I agree with not using 63" springs. I've never been impressed with them, 56" seems to be a much better choice.
 
I've had 56" F-150 springs in the rear of my 4Runner for the last 7 years and have no complaints. F-150's will give you a little more lift than the 63's will. If you really want a 56" spring but think the F-150s will be too much lift and make the rear sit too tall, check out Ford Ranger 56" springs. From my experience the Ranger springs will give you about the same lift as the 63's do, but their 56" long and not 63" long lol.
 
Don’t forget you need different axle shafts if running an elocker in an IFS housing.
I didn't know this, are the E-Locker axle shafts longer? shorter? is the E-locker housing wider? I think I might have a first-gen tacoma rear axle laying outside my shop.... I will have to look.
 
Don't use 63" Chevy springs...They're long AF and you'll tag them on everything.
I agree with not using 63" springs.
Their 56" long and not 63" long lol.

I appreciate the suggestion, I will look into this. A dedicated rock crawler wants a lot of droop, and I know the 63s provide that, I am running them on my other truck, and yes they are long. I also already have a set here at the shop.


On another note, I am not going to be using shackles. I am going to try LEAF SPRING SLIDER KIT to help keep the truck lower. Running 56" springs might help with how long the truck would be because the slider kit extends past the end of the leaf.
 

Probably more info on pirate too.
 
You need shafts from a coil sprung 4Runner rear axle. They are slightly longer than the pickup shafts. Without the correct shafts you run the risk of breaking side gears in the elocker. A guy went through 3 elockers before he realized the shafts were the incorrect length.
 

Probably more info on pirate too.
Thanks for showing me this, I had no idea.

After reading over that thread it seems there are two different lengths shafts from the IFS rear axles 24 1/4" leaf sprung (pick up) and 24 5/8" coil sprung (4Runner). This really equates to 1/4" different spline contact in the carrier and as Aisin said people have been breaking them.

Rear-Shaft-Lenght.jpg


I just went out to the shop and measured mine. I measured from just above the snap ring to the tip of the axle shaft. I didn't know what length they were because I ordered chromoly ones from Trail-Gear (Thanks Irate4x4 Parts Counter). Apparently, they ship the larger 24 5/8 lengths... so that was a bullet dodged.

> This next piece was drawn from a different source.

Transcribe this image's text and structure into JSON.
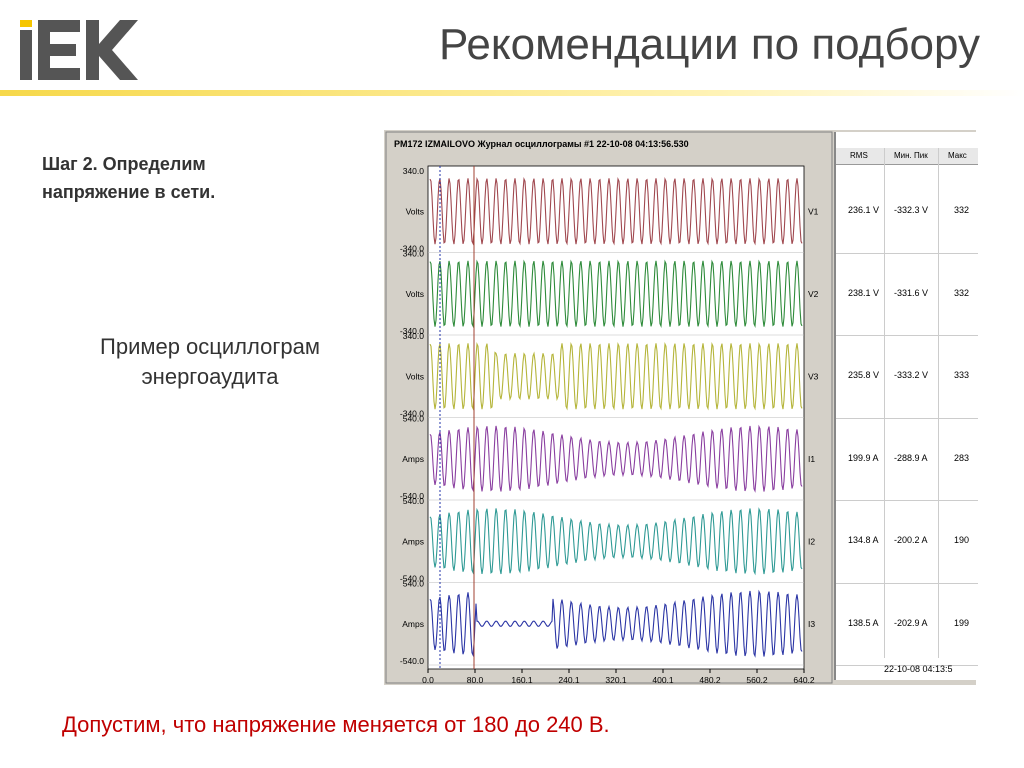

I appreciate the experienced insight and all the suggestions. This is why forums are great.
 
If you drive like an old lady the shorter shaft might be fine but I’m Irish and beat on my shit like it owes me money. With my luck it would break 20 miles into the desert. I’d want as much shaft in the hole as possible. :flipoff2:
 
Also a fan of the podcast seems like you have a solid build ahead of you!
 
Jeepin' Jimmy Where's the updates! Haven't heard y'all talk much at all on the podcast about this build?